Troy T200’ün pazar potansiyeline ait de bilgiler veren Balcı, şunları kaydetti:

“Bu sınıfta bir uçak almaya çalıştığınızda size en az 1-1,5 sene sonrasına gün veriyorlar. Büyük bir pazar ve pandemiden sonra çok daha fazla büyümeye başladı, çok fazla talep var. Fabrikalar da buna yetişemiyor. Amacımız 2023 yılını testler ve sertifikasyonla geçirip 2024 prestijiyle seri üretime geçip satışlara başlamak.

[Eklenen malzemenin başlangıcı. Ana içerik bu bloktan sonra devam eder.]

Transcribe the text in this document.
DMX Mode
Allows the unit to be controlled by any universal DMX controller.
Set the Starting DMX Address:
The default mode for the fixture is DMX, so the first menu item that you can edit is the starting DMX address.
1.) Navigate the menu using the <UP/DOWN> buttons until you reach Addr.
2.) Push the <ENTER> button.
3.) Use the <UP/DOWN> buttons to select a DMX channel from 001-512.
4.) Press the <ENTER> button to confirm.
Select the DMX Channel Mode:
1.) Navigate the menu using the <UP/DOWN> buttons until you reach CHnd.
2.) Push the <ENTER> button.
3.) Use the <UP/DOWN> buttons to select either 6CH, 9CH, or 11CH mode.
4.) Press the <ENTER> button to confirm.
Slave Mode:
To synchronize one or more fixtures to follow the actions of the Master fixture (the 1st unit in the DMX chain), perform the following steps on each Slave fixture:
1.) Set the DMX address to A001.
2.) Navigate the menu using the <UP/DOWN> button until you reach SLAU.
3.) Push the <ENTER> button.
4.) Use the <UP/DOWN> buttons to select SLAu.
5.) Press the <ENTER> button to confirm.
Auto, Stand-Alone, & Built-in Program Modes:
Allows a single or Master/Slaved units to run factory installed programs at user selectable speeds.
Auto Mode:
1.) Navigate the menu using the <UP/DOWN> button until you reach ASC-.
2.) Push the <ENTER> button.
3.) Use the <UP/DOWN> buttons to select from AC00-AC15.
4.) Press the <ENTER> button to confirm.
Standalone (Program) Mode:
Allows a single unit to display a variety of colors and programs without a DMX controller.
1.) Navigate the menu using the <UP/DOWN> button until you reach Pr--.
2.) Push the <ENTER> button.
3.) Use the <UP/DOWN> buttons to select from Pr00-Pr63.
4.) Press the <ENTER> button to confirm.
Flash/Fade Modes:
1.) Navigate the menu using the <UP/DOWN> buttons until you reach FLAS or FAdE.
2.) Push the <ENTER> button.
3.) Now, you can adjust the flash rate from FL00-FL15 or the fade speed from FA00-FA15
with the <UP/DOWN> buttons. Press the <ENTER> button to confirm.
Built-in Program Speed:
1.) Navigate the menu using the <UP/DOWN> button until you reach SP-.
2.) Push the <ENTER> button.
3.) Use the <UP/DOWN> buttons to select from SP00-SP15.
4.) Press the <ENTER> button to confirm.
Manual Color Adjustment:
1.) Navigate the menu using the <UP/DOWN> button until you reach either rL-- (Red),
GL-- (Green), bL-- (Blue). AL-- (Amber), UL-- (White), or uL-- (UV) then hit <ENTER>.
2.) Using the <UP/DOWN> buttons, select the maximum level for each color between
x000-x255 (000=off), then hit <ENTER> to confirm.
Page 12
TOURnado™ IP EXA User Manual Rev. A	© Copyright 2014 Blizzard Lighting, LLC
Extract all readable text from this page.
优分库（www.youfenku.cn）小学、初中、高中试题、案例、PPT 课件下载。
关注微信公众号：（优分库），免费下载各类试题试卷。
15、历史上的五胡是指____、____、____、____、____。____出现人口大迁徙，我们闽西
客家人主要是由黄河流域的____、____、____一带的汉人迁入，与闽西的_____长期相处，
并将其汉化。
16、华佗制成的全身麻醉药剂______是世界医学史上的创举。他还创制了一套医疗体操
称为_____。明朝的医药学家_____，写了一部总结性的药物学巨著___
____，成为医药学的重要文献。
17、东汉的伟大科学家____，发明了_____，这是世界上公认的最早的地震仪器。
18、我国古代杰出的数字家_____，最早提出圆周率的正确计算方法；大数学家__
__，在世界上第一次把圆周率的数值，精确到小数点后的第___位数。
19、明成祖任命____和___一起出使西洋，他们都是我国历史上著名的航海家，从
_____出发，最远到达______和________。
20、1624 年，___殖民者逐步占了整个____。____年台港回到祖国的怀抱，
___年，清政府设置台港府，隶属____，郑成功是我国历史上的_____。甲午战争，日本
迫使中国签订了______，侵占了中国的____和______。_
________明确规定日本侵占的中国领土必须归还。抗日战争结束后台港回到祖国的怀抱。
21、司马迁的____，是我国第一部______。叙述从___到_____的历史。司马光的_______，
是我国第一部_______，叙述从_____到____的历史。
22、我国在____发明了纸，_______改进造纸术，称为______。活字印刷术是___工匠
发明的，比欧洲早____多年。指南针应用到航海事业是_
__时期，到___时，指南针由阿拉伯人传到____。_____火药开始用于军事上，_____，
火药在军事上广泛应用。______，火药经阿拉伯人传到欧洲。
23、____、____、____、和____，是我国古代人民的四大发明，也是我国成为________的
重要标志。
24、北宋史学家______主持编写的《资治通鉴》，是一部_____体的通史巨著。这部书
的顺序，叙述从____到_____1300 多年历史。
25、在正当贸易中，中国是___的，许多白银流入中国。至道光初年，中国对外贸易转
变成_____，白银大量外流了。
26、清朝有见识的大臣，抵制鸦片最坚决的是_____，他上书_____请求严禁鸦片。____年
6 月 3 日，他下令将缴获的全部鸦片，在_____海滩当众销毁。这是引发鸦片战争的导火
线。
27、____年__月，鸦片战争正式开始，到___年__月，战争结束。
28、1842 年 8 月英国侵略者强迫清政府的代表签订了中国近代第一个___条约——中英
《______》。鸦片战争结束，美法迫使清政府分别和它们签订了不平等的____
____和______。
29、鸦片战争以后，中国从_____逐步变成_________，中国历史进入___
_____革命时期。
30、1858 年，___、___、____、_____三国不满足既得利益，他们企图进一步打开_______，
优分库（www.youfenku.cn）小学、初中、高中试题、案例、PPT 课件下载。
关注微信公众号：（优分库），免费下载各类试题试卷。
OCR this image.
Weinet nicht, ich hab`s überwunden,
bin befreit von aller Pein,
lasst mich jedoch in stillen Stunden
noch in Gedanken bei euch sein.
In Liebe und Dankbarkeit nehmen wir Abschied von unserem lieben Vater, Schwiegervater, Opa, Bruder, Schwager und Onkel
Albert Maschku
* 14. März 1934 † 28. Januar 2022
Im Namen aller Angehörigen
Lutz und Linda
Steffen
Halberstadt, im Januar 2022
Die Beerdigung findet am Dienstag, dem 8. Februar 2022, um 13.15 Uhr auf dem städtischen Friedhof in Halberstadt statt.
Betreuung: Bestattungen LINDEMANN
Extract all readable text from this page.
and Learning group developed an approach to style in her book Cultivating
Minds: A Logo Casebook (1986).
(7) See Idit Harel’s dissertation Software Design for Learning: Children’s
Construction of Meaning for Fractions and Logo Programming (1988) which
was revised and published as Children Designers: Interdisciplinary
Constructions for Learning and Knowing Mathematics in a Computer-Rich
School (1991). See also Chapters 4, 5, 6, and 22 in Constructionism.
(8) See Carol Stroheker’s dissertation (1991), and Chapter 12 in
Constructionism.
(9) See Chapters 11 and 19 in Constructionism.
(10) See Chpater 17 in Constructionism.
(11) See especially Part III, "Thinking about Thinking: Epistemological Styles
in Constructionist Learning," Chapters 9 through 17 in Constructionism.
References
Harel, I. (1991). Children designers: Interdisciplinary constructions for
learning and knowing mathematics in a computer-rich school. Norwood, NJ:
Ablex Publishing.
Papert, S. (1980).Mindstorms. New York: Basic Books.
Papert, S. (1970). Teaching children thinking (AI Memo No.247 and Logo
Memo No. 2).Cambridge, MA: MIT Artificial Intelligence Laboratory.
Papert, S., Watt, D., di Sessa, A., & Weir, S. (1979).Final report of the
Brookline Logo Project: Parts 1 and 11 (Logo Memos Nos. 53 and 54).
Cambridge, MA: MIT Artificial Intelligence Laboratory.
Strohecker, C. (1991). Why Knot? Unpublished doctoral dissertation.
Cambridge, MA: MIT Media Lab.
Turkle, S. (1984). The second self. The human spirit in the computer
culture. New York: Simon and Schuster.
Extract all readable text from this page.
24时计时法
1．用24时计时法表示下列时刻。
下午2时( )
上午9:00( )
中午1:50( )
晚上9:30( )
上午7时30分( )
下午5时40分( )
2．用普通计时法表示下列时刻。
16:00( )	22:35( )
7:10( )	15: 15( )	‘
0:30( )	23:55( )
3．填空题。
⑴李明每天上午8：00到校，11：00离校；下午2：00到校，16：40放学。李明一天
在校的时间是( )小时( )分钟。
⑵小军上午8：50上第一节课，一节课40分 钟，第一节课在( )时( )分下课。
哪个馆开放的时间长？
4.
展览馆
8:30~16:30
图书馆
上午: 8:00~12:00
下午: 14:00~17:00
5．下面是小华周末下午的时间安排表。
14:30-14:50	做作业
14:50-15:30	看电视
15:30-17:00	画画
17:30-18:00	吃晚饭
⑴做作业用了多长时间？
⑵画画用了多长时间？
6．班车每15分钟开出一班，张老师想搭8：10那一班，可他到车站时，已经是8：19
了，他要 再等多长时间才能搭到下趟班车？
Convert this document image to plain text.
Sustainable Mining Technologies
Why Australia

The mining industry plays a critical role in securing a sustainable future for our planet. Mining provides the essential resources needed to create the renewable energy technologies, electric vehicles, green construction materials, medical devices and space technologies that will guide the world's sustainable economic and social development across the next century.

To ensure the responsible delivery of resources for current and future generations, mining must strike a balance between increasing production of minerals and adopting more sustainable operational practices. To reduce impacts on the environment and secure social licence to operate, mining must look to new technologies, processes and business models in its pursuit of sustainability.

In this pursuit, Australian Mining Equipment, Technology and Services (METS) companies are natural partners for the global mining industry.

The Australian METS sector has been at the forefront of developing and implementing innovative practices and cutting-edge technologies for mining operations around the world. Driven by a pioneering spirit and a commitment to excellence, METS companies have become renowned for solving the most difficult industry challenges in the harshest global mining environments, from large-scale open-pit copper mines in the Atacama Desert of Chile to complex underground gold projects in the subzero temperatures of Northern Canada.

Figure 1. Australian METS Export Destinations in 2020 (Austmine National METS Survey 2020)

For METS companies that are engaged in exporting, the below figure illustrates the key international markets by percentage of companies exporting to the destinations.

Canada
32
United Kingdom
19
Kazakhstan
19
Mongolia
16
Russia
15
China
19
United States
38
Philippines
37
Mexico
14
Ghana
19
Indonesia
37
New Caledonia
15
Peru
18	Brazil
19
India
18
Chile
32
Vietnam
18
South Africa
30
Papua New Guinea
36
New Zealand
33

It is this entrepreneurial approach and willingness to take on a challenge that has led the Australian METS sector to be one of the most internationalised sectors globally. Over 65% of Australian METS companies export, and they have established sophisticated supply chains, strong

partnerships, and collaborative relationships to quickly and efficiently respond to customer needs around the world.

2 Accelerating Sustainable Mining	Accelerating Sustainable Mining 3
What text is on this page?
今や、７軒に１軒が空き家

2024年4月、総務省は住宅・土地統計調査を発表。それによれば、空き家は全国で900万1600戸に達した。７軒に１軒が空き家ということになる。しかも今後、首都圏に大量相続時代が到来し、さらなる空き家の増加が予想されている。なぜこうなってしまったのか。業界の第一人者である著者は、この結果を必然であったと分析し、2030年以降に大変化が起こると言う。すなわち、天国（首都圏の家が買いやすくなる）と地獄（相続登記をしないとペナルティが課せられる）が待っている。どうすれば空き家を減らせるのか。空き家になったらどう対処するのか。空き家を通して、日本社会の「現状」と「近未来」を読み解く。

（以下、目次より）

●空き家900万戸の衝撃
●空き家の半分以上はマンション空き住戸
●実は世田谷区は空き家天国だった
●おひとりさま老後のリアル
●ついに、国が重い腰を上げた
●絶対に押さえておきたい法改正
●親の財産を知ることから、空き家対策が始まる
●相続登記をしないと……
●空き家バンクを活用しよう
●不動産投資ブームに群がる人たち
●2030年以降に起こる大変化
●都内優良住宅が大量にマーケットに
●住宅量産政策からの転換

İlk etapta T200’de aslında uçak yapmayı öğrendik. Bu deneyimlerimizle, yalnızca iki koltuk koyarak, motoru değiştirip daha da güçlendirerek 4 kişilik bir uçağımız şu an hazır. Bunun yanında gövdeyi 80 santim daha uzatıp 6 kişiliğe büyüteceğiz. Uçağımızı ilaçlama ve yangın söndürme maksatlı da kullanılabilir hale getireceğiz.”

Hedef yerli motorla uçmak

Aviyonik ve motor haricinde uçak üzerindeki her şeyi kendilerinin yaptığını anlatan Emre Balcı, “İlerleyen vakitte motor konusunda Türkiye’de bir ilerleme olduğu takdirde yerli motorları da uçağımıza entegre etmeyi düşünüyoruz. Türkiye’de üretilen yerli motorların teorik denemelerini yaptık. Bilhassa TEI’nin ürettiği PD-170 motorunu teorik olarak uçağımıza entegre ettik ve büsbütün uyduğunu gördük. Rastgele bir zahmet gözükmüyor. Pratikte ilerleyen vakitte bakacağız. Amacımız gökler, inşallah bizden sonraki kuşak de bu uçakla bir arada çok daha hoş uçaklar çıkaracaktır.” değerlendirmesinde bulundu.